I understand the conditioning on the time of day such as having a conditional variable that denotes day or night for the new data. But doesn't this just mean that the algorithm will take into account the natural shift in distribution between the daytime and the nighttime? I still can't quite grasp how this is related to the autocorrelation between the consecutive frames.

For example, if I have two reference video clips. The first reference clip has a variable denoted that it is a nighttime dataset and the second reference clip has a variable denoted that it is a daytime dataset. Because they are video clips, the frames are sequential and autocorrelated, as you said in the quote above. If I input these reference clips to initialize the context-aware detector, and the new clip that is coming in is a daytime clip with the context variable denoted daytime. Wouldn't the new autocorrelated frames be compared to the entire daytime-denoted reference clip, which also has autocorrelated frames, and we are back to the same problem? Or am I misunderstanding what you meant?

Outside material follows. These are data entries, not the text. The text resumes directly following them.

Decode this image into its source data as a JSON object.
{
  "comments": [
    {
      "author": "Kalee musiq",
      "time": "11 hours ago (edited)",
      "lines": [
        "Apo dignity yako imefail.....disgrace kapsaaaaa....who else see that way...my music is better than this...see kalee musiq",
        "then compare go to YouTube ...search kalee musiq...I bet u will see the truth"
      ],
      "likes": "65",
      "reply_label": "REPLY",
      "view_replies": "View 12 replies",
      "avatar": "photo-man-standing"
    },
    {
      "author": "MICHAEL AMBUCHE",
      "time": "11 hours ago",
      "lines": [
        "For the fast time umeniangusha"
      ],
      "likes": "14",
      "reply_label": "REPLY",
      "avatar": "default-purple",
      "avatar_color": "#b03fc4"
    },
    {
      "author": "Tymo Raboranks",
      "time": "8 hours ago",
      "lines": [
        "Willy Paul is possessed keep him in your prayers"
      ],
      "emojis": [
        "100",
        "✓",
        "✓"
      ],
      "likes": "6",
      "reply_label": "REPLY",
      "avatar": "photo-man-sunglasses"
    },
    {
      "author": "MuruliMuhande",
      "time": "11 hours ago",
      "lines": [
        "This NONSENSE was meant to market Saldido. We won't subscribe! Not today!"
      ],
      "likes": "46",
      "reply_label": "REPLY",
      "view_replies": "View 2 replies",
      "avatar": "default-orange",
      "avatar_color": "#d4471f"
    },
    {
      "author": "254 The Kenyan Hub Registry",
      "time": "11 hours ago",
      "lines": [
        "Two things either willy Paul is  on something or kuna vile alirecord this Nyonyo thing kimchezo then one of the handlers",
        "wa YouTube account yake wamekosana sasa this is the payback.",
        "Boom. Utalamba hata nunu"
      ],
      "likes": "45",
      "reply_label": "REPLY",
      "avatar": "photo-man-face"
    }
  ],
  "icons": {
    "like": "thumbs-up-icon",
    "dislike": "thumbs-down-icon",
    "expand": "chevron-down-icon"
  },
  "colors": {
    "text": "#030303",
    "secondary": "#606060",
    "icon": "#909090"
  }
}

Another example, say if I sample the reference clips at the same time period (say between 9:00AM to 11:00AM, and randomly chose 10 frames every minute) but over the course of multiple weeks. And then mixing them up all together into one reference dataset so as to minimize autocorrelation and denoted the context as daytime. Then won't the new autocorrelated frames that are coming in will be flagged drift because the reference dataset has much less autocorrelation?

Thank you!

The time of day context variable was just an example to illustrate the underlying method, not necessarily one right for your application. Let me have a think about what more relevant context variables could look like for your application.

[arnaudvl]

Just a follow-up, I now realized that my current application's ML models do not actually operate on the temporal dimension. They treat every frame as an independent data point. So for my case, do you think I can maybe use another drift detection algorithm that does not treat the data points in temporal order so as to sidestep this problem of auto-correlation? Thank you @arnaudvl !

I might be wrong, but I don't think so. The model will treat each image individually, but still sees the instances one after the other, right? So there is still the autocorrelation between the individual frames which are fed to the model. Let me know if I misunderstood something and apologies for the late reply!

[ascillitoe]

Closing for now. Please feel free to open if any follow-up questions!